Ces images ont été montrées pour la première fois en 2002 à la Documenta 11 de Cassel dirigée par Okwui Enwezor, dans la troisième et dernière salle de l’installation From the Other Side conçue pour la circonstance, où elles étaient diffusées en direct depuis l’Arizona. Elles ont été remontées quelques mois plus tard pour composer A Voice in the Desert. "C’est avec l’installation de la Documenta que je me suis prise au jeu de l’art. Pour la première fois, j’ai eu l’idée de l’installation avant le film. Je voulais mettre un écran à la zone frontière du Mexique et des États-Unis, y projeter une partie du film, et le refilmer dans cet espace, son espace authentique. Cette troisième partie de mon installation est née avant tout le reste." ("Akerman sans frontières", propos recueillis par Élisabeth Lebovici, Libération, 26 juin 2002, p. II.)

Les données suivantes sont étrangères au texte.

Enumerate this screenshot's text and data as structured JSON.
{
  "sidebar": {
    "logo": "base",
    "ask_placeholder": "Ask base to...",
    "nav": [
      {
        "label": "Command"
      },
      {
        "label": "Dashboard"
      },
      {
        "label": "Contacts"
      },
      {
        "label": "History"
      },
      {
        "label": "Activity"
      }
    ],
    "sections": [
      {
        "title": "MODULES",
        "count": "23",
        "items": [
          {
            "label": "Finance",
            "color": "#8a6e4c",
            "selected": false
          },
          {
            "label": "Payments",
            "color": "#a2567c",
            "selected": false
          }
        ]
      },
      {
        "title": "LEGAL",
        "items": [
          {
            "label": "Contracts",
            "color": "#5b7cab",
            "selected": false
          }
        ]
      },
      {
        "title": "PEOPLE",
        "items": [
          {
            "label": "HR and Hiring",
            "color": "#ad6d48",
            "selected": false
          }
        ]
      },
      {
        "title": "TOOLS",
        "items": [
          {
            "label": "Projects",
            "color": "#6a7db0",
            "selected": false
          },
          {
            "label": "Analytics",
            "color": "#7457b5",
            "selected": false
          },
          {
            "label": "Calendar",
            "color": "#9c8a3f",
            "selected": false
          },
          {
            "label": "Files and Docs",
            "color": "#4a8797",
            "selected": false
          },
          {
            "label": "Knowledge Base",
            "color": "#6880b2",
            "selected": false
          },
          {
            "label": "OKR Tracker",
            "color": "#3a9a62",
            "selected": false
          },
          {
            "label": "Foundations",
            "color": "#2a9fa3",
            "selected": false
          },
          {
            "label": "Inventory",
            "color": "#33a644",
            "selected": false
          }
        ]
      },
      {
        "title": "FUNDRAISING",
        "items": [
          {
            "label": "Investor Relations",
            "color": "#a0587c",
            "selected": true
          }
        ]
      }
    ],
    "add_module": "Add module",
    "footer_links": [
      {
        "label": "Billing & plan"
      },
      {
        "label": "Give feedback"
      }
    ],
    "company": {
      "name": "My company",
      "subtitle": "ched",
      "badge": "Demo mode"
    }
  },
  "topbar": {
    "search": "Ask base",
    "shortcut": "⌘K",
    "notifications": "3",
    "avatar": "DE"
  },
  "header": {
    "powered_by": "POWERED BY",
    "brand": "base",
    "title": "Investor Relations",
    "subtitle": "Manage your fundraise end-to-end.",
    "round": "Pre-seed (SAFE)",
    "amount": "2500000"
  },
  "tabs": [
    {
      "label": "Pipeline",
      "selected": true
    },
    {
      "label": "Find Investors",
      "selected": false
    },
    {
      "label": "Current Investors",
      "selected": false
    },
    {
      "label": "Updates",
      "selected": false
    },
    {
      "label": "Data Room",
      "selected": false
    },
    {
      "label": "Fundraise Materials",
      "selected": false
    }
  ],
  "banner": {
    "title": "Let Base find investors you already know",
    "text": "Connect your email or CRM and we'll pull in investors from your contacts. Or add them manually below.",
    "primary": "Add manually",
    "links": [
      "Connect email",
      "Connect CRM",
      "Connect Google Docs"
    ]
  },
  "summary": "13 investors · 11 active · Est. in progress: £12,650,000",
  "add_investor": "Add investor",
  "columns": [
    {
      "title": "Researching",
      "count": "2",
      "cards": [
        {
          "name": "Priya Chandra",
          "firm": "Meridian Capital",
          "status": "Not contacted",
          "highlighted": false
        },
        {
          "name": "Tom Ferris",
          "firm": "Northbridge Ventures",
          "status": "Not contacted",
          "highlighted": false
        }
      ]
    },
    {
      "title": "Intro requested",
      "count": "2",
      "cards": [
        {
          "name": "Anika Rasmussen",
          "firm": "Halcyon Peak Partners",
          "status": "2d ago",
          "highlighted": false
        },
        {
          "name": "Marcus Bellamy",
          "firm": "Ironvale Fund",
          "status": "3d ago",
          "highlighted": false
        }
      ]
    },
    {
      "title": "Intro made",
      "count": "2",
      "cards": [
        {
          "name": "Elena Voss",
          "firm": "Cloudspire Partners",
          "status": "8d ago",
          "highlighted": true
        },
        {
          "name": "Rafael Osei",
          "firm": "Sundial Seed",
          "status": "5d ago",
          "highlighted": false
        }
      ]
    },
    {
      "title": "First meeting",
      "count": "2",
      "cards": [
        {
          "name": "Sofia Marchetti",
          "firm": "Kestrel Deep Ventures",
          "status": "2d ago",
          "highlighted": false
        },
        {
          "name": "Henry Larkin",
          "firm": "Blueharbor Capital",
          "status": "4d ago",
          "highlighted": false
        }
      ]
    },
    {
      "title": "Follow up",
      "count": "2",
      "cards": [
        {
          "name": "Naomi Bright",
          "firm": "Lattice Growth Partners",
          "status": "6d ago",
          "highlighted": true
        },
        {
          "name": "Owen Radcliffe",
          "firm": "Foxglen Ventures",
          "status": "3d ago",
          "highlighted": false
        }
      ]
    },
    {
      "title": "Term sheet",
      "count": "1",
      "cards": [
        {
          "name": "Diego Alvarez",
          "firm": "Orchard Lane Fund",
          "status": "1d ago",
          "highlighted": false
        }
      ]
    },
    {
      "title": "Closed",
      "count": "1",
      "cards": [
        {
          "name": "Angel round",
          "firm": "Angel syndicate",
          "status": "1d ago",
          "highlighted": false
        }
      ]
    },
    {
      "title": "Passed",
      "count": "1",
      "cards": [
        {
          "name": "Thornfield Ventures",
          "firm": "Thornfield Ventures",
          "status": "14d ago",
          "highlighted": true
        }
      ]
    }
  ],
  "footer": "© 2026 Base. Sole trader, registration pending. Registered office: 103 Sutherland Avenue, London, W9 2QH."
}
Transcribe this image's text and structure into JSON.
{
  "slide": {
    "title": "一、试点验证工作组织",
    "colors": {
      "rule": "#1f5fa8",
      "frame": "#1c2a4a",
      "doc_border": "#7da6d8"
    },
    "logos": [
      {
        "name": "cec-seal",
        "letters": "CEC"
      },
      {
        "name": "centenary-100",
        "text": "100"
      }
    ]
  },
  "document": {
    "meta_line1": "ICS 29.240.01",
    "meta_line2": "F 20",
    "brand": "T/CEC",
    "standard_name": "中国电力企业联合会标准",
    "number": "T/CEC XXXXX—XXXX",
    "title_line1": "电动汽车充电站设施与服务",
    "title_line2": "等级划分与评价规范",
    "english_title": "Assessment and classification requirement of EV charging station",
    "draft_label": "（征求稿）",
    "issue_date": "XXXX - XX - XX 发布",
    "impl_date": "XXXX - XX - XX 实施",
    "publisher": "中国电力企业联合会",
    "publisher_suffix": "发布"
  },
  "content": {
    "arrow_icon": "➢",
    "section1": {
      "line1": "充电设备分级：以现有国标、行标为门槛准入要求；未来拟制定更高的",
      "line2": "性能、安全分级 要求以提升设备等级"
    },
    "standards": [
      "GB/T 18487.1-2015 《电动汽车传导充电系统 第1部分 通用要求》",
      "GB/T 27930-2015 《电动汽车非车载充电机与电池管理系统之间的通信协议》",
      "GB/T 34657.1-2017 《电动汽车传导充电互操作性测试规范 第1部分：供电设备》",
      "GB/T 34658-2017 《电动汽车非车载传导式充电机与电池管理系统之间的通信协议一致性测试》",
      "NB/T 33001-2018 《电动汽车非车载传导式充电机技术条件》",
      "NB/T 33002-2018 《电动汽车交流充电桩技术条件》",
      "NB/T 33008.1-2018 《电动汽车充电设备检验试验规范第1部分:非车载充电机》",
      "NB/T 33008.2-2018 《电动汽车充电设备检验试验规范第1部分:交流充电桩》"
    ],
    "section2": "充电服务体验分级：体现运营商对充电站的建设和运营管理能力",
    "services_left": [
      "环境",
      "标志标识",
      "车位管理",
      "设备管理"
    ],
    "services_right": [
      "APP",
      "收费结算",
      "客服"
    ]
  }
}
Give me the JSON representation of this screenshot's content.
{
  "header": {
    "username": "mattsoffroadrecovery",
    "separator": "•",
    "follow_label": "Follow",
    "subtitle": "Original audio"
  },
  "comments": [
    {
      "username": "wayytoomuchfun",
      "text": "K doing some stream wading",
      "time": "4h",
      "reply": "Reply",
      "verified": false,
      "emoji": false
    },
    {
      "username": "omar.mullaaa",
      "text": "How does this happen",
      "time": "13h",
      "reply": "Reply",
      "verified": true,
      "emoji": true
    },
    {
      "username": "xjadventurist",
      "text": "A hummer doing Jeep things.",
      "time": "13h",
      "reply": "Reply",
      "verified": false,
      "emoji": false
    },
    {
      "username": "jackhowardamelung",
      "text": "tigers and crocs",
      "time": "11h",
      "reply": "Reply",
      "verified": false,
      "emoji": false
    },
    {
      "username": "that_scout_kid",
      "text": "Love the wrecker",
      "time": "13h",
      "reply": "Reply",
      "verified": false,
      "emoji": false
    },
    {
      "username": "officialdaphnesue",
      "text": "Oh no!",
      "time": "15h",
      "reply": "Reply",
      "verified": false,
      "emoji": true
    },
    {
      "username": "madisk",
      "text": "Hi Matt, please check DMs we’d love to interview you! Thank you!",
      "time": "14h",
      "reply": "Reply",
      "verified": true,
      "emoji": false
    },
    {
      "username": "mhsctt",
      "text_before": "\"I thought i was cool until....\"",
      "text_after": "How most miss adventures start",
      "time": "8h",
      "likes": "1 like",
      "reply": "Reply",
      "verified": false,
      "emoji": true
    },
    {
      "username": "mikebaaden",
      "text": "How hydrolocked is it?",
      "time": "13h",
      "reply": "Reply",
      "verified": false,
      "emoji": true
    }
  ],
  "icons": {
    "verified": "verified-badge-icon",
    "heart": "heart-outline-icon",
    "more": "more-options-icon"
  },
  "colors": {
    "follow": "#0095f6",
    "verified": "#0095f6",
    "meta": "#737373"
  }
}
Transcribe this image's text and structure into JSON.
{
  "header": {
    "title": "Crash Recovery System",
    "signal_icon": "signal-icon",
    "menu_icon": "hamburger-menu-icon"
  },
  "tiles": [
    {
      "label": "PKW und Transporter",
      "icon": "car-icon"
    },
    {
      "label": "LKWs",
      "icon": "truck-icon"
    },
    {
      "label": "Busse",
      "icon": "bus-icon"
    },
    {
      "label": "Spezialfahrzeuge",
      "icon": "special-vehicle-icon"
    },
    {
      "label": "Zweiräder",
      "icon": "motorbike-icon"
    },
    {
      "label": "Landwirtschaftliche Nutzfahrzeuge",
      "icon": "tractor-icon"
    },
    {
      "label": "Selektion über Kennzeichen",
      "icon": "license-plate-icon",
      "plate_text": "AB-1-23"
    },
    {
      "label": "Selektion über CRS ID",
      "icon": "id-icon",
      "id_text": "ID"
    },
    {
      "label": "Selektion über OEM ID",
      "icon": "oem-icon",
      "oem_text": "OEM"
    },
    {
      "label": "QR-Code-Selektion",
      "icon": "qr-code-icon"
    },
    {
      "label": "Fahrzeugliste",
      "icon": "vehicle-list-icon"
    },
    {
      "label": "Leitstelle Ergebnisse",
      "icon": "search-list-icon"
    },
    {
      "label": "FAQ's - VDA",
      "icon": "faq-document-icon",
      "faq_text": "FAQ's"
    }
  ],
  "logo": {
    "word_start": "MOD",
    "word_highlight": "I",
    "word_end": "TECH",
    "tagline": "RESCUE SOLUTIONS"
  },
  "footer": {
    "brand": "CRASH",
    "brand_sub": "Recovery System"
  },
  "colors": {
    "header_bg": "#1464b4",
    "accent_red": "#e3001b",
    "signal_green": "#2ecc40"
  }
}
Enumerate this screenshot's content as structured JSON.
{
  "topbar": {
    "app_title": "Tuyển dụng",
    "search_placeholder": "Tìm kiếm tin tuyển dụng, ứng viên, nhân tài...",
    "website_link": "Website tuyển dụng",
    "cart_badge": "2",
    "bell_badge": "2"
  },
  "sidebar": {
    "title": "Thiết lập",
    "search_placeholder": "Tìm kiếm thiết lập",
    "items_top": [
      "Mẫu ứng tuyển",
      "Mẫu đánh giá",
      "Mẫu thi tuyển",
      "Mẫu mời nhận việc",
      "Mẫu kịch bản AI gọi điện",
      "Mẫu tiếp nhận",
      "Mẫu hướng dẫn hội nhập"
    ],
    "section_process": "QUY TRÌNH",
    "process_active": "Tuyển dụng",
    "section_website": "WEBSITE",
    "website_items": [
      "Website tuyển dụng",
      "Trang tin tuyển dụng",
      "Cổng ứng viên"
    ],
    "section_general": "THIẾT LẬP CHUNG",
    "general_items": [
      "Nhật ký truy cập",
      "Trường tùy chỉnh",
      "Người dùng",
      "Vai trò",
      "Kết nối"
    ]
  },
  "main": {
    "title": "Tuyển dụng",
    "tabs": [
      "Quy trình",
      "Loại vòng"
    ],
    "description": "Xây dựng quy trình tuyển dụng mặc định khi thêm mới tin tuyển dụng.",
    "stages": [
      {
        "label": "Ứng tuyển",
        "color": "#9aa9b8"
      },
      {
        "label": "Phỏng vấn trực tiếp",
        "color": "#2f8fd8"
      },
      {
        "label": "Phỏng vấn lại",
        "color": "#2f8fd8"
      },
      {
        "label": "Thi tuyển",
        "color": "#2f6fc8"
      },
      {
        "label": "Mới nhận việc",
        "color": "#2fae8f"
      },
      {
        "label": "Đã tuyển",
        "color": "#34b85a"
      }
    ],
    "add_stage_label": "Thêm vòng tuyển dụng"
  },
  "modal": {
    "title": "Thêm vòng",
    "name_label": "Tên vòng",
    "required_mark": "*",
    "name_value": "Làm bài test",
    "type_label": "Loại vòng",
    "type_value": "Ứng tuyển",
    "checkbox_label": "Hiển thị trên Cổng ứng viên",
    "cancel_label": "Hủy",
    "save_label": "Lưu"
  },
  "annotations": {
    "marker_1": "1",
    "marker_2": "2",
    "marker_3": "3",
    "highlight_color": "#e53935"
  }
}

Salle 5 : Selfportrait/Autobiography: A Work in Progress, 1998
Installation vidéo créée à partir de l’installation D’Est, au bord de la fiction (1995), des films Jeanne Dielman, 23 quai du Commerce, 1080 Bruxelles (1975), Hotel Monterey (1972), Toute une nuit (1981-1982) et du livre Une famille à Bruxelles (1998) ; 6 moniteurs, couleur, son, version française : 1h49 min ; version anglaise: 1h30 min ; réalisation: Chantal Akerman ; montage et spatialisation des images et des sons: Claire Atherton. Courtesy: Fondation Chantal Akerman et Marian Goodman Gallery
«J’aimerais réaliser une installation à partir de l’idée de l’autobiographieautoportrait […]. Idée tant travaillée […] dans la photographie, moins au cinéma, encore moins je crois à travers l’installation. Pourtant l’installation, avec souvent une multiplication d’images et de son pris dans un même lieu et dans un même temps, dans une sorte de “concussion” de l’espacetemps avec toutes ces résonances ou ces accrochages qui s’opèrent, me semble être une forme à la fois terriblement adéquate et excitante pour explorer une fois de plus l’autoportrait-autobiographie. On se retrouve alors pris dans une telle multiplication de sens possibles qu’on n’est plus certain de rien. De là, à la fois trouble et jouissance, tangage, sol qui se dérobe, et ce sol qui se dérobe sous nous ne nous fait-il pas toucher du doigt la notion d’autobiographie elle-même ?" (Chantal Akerman. "Autobiographie — Autoportrait", note d’intention, 1997-1998, in Chantal Akerman. Œuvre écrite et parlée, 1968-2015, op. cit., p. 836)
Cette installation a été conçue au Carpenter Center for the Visual Arts de l’université Harvard à Cambridge (Massachusetts), où elle a été présentée pour la première fois.